Gli Indianizer sono tornati e lo hanno fatto a passo di danza, tra mistica sacralità e oscura ricerca del vero. “Nadir” è il nome del terzo lavoro, risultato di un brillante e meticoloso lavoro di mixaggio ed equilibrio tra overdub digitali e registrazioni in presa diretta su nastro. La band di Torino aveva cominciato quattro anni fa questa che hanno dichiarato essere una trilogia spontanea, ora conclusa e mai dichiarata.
“Nadir” viene dopo “Zenith” e questo, dopo l’album–debutto “Neon Hawaii”. Non che la geografia fisica sia fondamentale per gli Indianizer – non lo credo – eppure è indubbio rintracciare un certo je ne sais quoi di flora e fauna diverse per ciascuna delle loro creazioni. A cambiare davvero però è la direzione del ritmo. Elemento atavico umano, base delle altezze della musica, il ritmo sembra essere il mastice che unisce le diversità celebrate in “Nadir”.

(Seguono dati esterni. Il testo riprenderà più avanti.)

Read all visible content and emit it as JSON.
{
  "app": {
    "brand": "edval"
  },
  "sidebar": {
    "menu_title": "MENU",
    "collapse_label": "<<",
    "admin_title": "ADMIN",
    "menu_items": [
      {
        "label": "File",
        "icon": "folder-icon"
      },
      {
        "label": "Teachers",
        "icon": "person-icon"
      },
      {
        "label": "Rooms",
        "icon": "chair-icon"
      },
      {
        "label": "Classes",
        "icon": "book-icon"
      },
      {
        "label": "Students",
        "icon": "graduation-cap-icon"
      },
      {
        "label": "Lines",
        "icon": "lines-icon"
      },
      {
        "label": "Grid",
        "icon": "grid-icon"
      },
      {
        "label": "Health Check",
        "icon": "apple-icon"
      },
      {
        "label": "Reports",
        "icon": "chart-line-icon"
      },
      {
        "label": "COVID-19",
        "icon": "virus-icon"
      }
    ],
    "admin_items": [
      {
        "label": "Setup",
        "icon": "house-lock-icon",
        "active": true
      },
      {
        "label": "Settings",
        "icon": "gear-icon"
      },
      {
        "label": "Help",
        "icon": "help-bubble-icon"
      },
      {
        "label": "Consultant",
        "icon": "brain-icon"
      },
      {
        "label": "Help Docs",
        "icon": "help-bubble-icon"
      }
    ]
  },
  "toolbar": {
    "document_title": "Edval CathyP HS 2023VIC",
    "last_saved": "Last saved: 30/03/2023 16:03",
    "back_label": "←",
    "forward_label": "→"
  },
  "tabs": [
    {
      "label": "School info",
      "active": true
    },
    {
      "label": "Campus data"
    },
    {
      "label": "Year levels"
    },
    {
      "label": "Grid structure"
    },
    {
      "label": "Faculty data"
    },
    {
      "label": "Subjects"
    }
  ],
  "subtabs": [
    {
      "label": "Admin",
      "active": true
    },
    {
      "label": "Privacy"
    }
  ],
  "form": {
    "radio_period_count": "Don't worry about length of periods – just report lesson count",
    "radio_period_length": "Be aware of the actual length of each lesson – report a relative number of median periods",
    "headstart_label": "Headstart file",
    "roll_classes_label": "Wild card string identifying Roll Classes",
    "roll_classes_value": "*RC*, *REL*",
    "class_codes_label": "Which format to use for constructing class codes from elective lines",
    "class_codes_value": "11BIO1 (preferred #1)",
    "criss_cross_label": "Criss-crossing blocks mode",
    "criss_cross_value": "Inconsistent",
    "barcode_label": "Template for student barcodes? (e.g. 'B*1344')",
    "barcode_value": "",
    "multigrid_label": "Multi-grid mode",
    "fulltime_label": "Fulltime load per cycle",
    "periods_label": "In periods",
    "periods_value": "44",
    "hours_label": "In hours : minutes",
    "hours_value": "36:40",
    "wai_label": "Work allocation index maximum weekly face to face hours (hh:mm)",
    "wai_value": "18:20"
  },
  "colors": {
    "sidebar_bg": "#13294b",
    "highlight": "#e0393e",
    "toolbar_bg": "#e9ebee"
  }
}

Indianizer nasce nel 2013 come esperimento lisergico per viaggi mentali
Diversità linguistiche, atmosferiche, cromatiche e intenzionali. Ascoltare “Nadir” è come immergersi in un labirinto verde giungla, incontrare i suoi diversi abitanti e lasciarsi assorbire da ciascuna sfumatura delle sei creature musicali che ne compongono l’habitat. L’importante è dimenticare ogni sovrastruttura e togliersi le scarpe. Sì, perché “Nadir” è una gigantesca pista da ballo multiforme. Vive sono le ritmiche africane e sudamericane, ma assai di più quelle della disco medio orientale.
Come hanno dichiarato i torinesi, “Nadir” è un album nato ai bordi delle dancefloor. È infatti la spontaneità, la chiave di lettura per arrivare al cuore umano, troppo umano che pulsa in “Nadir”. Estremamente vitale, entra nelle viscere e le trasforma in farfalle, camaleonti, lucertole e cammelli. È come se gli Indianizer, con “Nadir”, avessero dato vita all’ombelico del mondo moderno, autentico figlio di ogni contaminazione. Un album eccellente, che non si vede l’ora di ascoltare dal vivo. Complimenti!